Authorize ServerHttpRequest

Spring Security provides support for authorizing the incoming HTTP requests. By default, Spring Security’s authorization will require all requests to be authenticated. The explicit configuration looks like:

All Requests Require Authenticated User

  • Java

  • Kotlin

@Bean
SecurityWebFilterChain springSecurityFilterChain(ServerHttpSecurity http) {
    http
        .authorizeExchange(exchanges -> exchanges
            .anyExchange().authenticated()
        )
        .httpBasic(withDefaults())
        .formLogin(withDefaults());
    return http.build();
}
@Bean
fun springSecurityFilterChain(http: ServerHttpSecurity): SecurityWebFilterChain {
    return http {
        authorizeExchange {
            authorize(anyExchange, authenticated)
        }
        formLogin { }
        httpBasic { }
    }
}

We can configure Spring Security to have different rules by adding more rules in order of precedence.

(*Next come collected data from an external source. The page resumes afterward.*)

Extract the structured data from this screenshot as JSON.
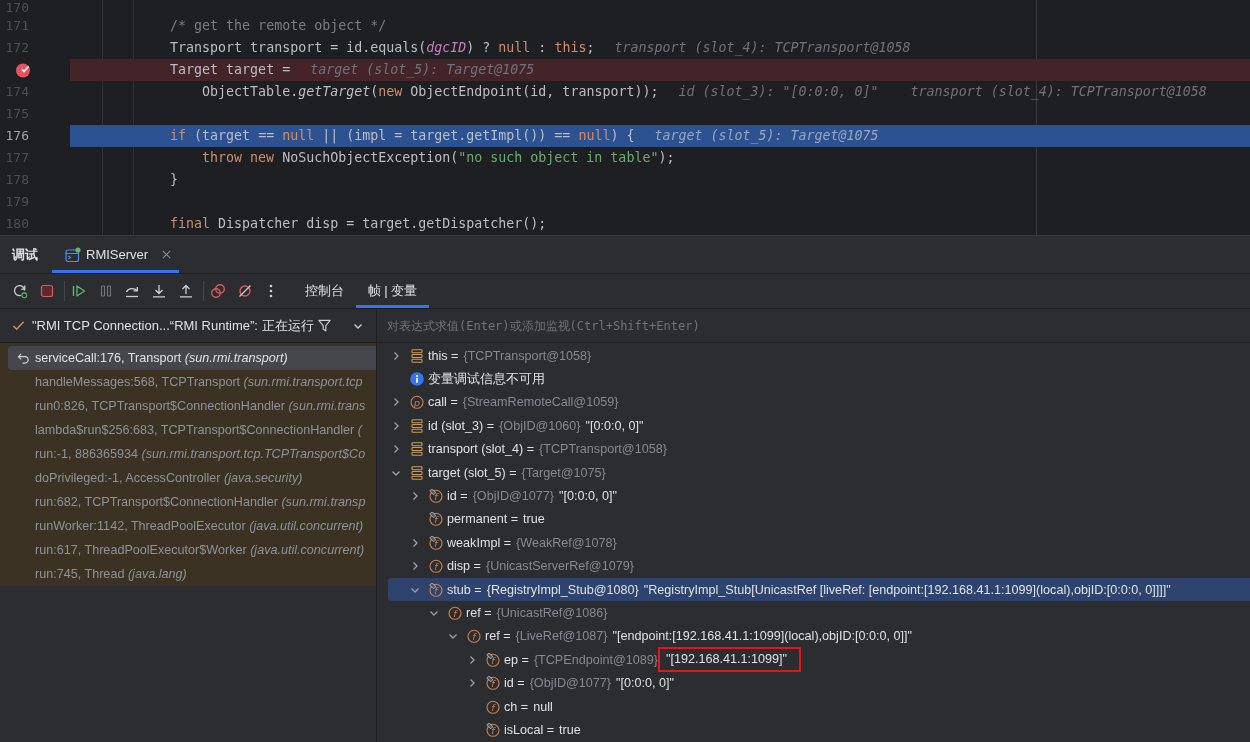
{
  "editor": {
    "lines": [
      {
        "number": "170",
        "breakpoint": false,
        "execution_point": false
      },
      {
        "number": "171",
        "breakpoint": false,
        "execution_point": false,
        "tokens": [
          {
            "kind": "comment",
            "text": "            /* get the remote object */"
          }
        ]
      },
      {
        "number": "172",
        "breakpoint": false,
        "execution_point": false,
        "tokens": [
          {
            "kind": "plain",
            "text": "            Transport transport = id.equals("
          },
          {
            "kind": "field",
            "text": "dgcID"
          },
          {
            "kind": "plain",
            "text": ") ? "
          },
          {
            "kind": "keyword",
            "text": "null"
          },
          {
            "kind": "plain",
            "text": " : "
          },
          {
            "kind": "keyword",
            "text": "this"
          },
          {
            "kind": "plain",
            "text": ";"
          }
        ],
        "hints": [
          "transport (slot_4): TCPTransport@1058"
        ]
      },
      {
        "breakpoint": true,
        "execution_point": false,
        "tokens": [
          {
            "kind": "plain",
            "text": "            Target target ="
          }
        ],
        "hints": [
          "target (slot_5): Target@1075"
        ]
      },
      {
        "number": "174",
        "breakpoint": false,
        "execution_point": false,
        "tokens": [
          {
            "kind": "plain",
            "text": "                ObjectTable."
          },
          {
            "kind": "static_call",
            "text": "getTarget"
          },
          {
            "kind": "plain",
            "text": "("
          },
          {
            "kind": "keyword",
            "text": "new"
          },
          {
            "kind": "plain",
            "text": " ObjectEndpoint(id, transport));"
          }
        ],
        "hints": [
          "id (slot_3): \"[0:0:0, 0]\"",
          "transport (slot_4): TCPTransport@1058"
        ]
      },
      {
        "number": "175",
        "breakpoint": false,
        "execution_point": false
      },
      {
        "number": "176",
        "breakpoint": false,
        "execution_point": true,
        "tokens": [
          {
            "kind": "keyword",
            "text": "            if"
          },
          {
            "kind": "plain",
            "text": " (target == "
          },
          {
            "kind": "keyword",
            "text": "null"
          },
          {
            "kind": "plain",
            "text": " || (impl = target.getImpl()) == "
          },
          {
            "kind": "keyword",
            "text": "null"
          },
          {
            "kind": "plain",
            "text": ") {"
          }
        ],
        "hints": [
          "target (slot_5): Target@1075"
        ]
      },
      {
        "number": "177",
        "breakpoint": false,
        "execution_point": false,
        "tokens": [
          {
            "kind": "keyword",
            "text": "                throw new"
          },
          {
            "kind": "plain",
            "text": " NoSuchObjectException("
          },
          {
            "kind": "string",
            "text": "\"no such object in table\""
          },
          {
            "kind": "plain",
            "text": ");"
          }
        ]
      },
      {
        "number": "178",
        "breakpoint": false,
        "execution_point": false,
        "tokens": [
          {
            "kind": "plain",
            "text": "            }"
          }
        ]
      },
      {
        "number": "179",
        "breakpoint": false,
        "execution_point": false
      },
      {
        "number": "180",
        "breakpoint": false,
        "execution_point": false,
        "tokens": [
          {
            "kind": "keyword",
            "text": "            final"
          },
          {
            "kind": "plain",
            "text": " Dispatcher disp = target.getDispatcher();"
          }
        ]
      }
    ]
  },
  "debug_panel": {
    "title": "调试",
    "tabs": [
      {
        "label": "RMIServer",
        "selected": true
      }
    ]
  },
  "toolbar": [
    [
      {
        "kind": "restart",
        "disabled": false
      },
      {
        "kind": "stop",
        "disabled": false
      }
    ],
    [
      {
        "kind": "resume",
        "disabled": false
      },
      {
        "kind": "pause",
        "disabled": true
      },
      {
        "kind": "step_over",
        "disabled": false
      },
      {
        "kind": "step_into",
        "disabled": false
      },
      {
        "kind": "step_out",
        "disabled": false
      }
    ],
    [
      {
        "kind": "breakpoints",
        "disabled": false
      },
      {
        "kind": "mute_breakpoints",
        "disabled": false
      },
      {
        "kind": "more",
        "disabled": false
      }
    ]
  ],
  "view_tabs": [
    {
      "label": "控制台",
      "selected": false
    },
    {
      "label": "帧 | 变量",
      "selected": true
    }
  ],
  "thread_selector": {
    "label": "\"RMI TCP Connection...“RMI Runtime”: 正在运行"
  },
  "evaluate_field": {
    "placeholder": "对表达式求值(Enter)或添加监视(Ctrl+Shift+Enter)"
  },
  "frames": [
    {
      "text": "serviceCall:176, Transport *(sun.rmi.transport)*",
      "selected": true
    },
    {
      "text": "handleMessages:568, TCPTransport *(sun.rmi.transport.tcp*",
      "selected": false
    },
    {
      "text": "run0:826, TCPTransport$ConnectionHandler *(sun.rmi.trans*",
      "selected": false
    },
    {
      "text": "lambda$run$256:683, TCPTransport$ConnectionHandler *(*",
      "selected": false
    },
    {
      "text": "run:-1, 886365934 *(sun.rmi.transport.tcp.TCPTransport$Co*",
      "selected": false
    },
    {
      "text": "doPrivileged:-1, AccessController *(java.security)*",
      "selected": false
    },
    {
      "text": "run:682, TCPTransport$ConnectionHandler *(sun.rmi.transp*",
      "selected": false
    },
    {
      "text": "runWorker:1142, ThreadPoolExecutor *(java.util.concurrent)*",
      "selected": false
    },
    {
      "text": "run:617, ThreadPoolExecutor$Worker *(java.util.concurrent)*",
      "selected": false
    },
    {
      "text": "run:745, Thread *(java.lang)*",
      "selected": false
    }
  ],
  "variables": [
    {
      "kind": "local",
      "name": "this =",
      "type": "{TCPTransport@1058}",
      "expanded": false,
      "selected": false
    },
    {
      "kind": "info",
      "name": "变量调试信息不可用",
      "selected": false
    },
    {
      "kind": "param",
      "letter": "p",
      "name": "call =",
      "type": "{StreamRemoteCall@1059}",
      "expanded": false,
      "selected": false
    },
    {
      "kind": "local",
      "name": "id (slot_3) =",
      "type": "{ObjID@1060}",
      "value": "\"[0:0:0, 0]\"",
      "expanded": false,
      "selected": false
    },
    {
      "kind": "local",
      "name": "transport (slot_4) =",
      "type": "{TCPTransport@1058}",
      "expanded": false,
      "selected": false
    },
    {
      "kind": "local",
      "name": "target (slot_5) =",
      "type": "{Target@1075}",
      "expanded": true,
      "selected": false,
      "children": [
        {
          "kind": "field",
          "letter": "f",
          "final": true,
          "name": "id =",
          "type": "{ObjID@1077}",
          "value": "\"[0:0:0, 0]\"",
          "expanded": false,
          "selected": false
        },
        {
          "kind": "field",
          "letter": "f",
          "final": true,
          "name": "permanent =",
          "value": "true",
          "selected": false
        },
        {
          "kind": "field",
          "letter": "f",
          "final": true,
          "name": "weakImpl =",
          "type": "{WeakRef@1078}",
          "expanded": false,
          "selected": false
        },
        {
          "kind": "field",
          "letter": "f",
          "final": false,
          "name": "disp =",
          "type": "{UnicastServerRef@1079}",
          "expanded": false,
          "selected": false
        },
        {
          "kind": "field",
          "letter": "f",
          "final": true,
          "name": "stub =",
          "type": "{RegistryImpl_Stub@1080}",
          "value": "\"RegistryImpl_Stub[UnicastRef [liveRef: [endpoint:[192.168.41.1:1099](local),objID:[0:0:0, 0]]]]\"",
          "expanded": true,
          "selected": true,
          "children": [
            {
              "kind": "field",
              "letter": "f",
              "final": false,
              "name": "ref =",
              "type": "{UnicastRef@1086}",
              "expanded": true,
              "selected": false,
              "children": [
                {
                  "kind": "field",
                  "letter": "f",
                  "final": false,
                  "name": "ref =",
                  "type": "{LiveRef@1087}",
                  "value": "\"[endpoint:[192.168.41.1:1099](local),objID:[0:0:0, 0]]\"",
                  "expanded": true,
                  "selected": false,
                  "children": [
                    {
                      "kind": "field",
                      "letter": "f",
                      "final": true,
                      "name": "ep =",
                      "type": "{TCPEndpoint@1089}",
                      "value": "\"[192.168.41.1:1099]\"",
                      "expanded": false,
                      "selected": false,
                      "highlighted": true
                    },
                    {
                      "kind": "field",
                      "letter": "f",
                      "final": true,
                      "name": "id =",
                      "type": "{ObjID@1077}",
                      "value": "\"[0:0:0, 0]\"",
                      "expanded": false,
                      "selected": false
                    },
                    {
                      "kind": "field",
                      "letter": "f",
                      "final": false,
                      "name": "ch =",
                      "value": "null",
                      "selected": false
                    },
                    {
                      "kind": "field",
                      "letter": "f",
                      "final": true,
                      "name": "isLocal =",
                      "value": "true",
                      "selected": false
                    }
                  ]
                }
              ]
            }
          ]
        }
      ]
    }
  ]
}
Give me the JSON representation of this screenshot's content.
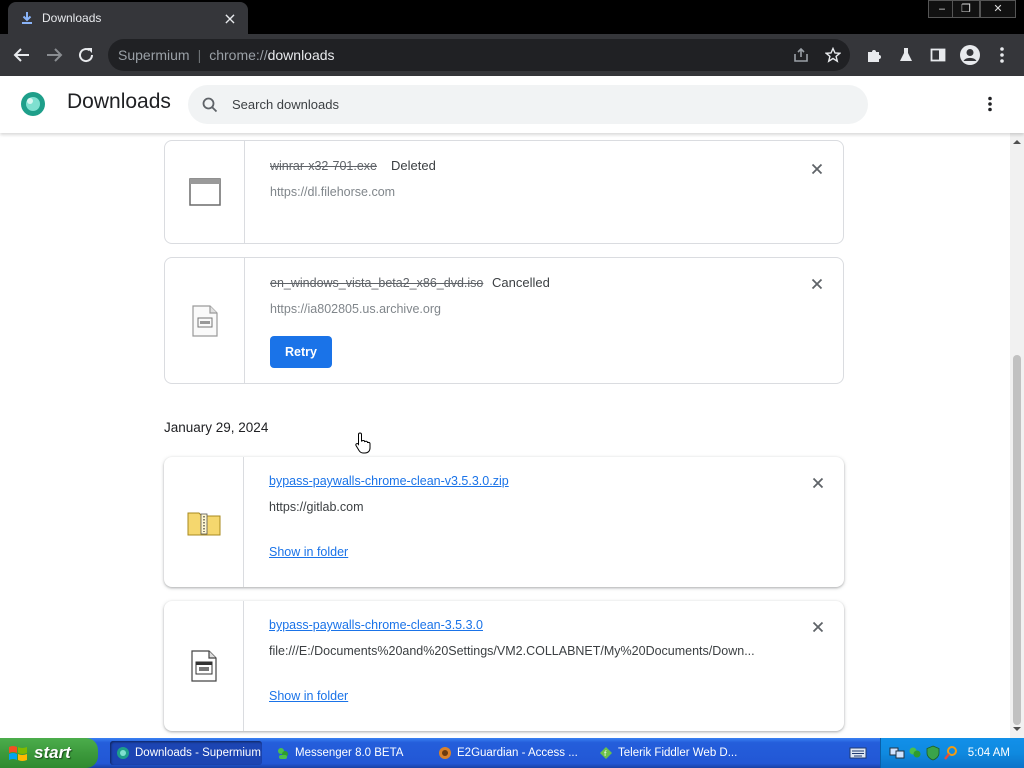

Multiple Authorize Requests Rules

  • Java

  • Kotlin

import static org.springframework.security.authorization.AuthorityReactiveAuthorizationManager.hasRole;
// ...
@Bean
SecurityWebFilterChain springWebFilterChain(ServerHttpSecurity http) {
	http
		// ...
		.authorizeExchange((authorize) -> authorize                          (1)
			.pathMatchers("/resources/**", "/signup", "/about").permitAll()  (2)
			.pathMatchers("/admin/**").hasRole("ADMIN")                      (3)
			.pathMatchers("/db/**").access((authentication, context) ->      (4)
				hasRole("ADMIN").check(authentication, context)
					.filter(decision -> !decision.isGranted())
					.switchIfEmpty(hasRole("DBA").check(authentication, context))
			)
			.anyExchange().denyAll()                                         (5)
		);
	return http.build();
}
@Bean
fun springSecurityFilterChain(http: ServerHttpSecurity): SecurityWebFilterChain {
    return http {
        authorizeExchange {                                                           (1)
            authorize(pathMatchers("/resources/**", "/signup", "/about"), permitAll)  (2)
            authorize("/admin/**", hasRole("ADMIN"))                                  (3)
            authorize("/db/**", { authentication, context ->                          (4)
                hasRole("ADMIN").check(authentication, context)
                    .filter({ decision -> !decision.isGranted() })
                    .switchIfEmpty(hasRole("DBA").check(authentication, context))
            })
            authorize(anyExchange, denyAll)                                           (5)
        }
        // ...
    }
}
1 There are multiple authorization rules specified. Each rule is considered in the order they were declared.
2 We specified multiple URL patterns that any user can access. Specifically, any user can access a request if the URL starts with "/resources/", equals "/signup", or equals "/about".
3 Any URL that starts with "/admin/" will be restricted to users who have the authority "ROLE_ADMIN". You will notice that since we are invoking the hasRole method we do not need to specify the "ROLE_" prefix.
4 Any URL that starts with "/db/" requires the user to have both "ROLE_ADMIN" and "ROLE_DBA". This demonstrates the flexibility of providing a custom ReactiveAuthorizationManager allowing us to implement arbitrary authorization logic. For simplicity, the sample uses a lambda and delegate to the existing AuthorityReactiveAuthorizationManager.hasRole implementation. However, in a real world situation applications would likely implement the logic in a proper class implementing ReactiveAuthorizationManager.
5 Any URL that has not already been matched on is denied access. This is a good strategy if you do not want to accidentally forget to update your authorization rules.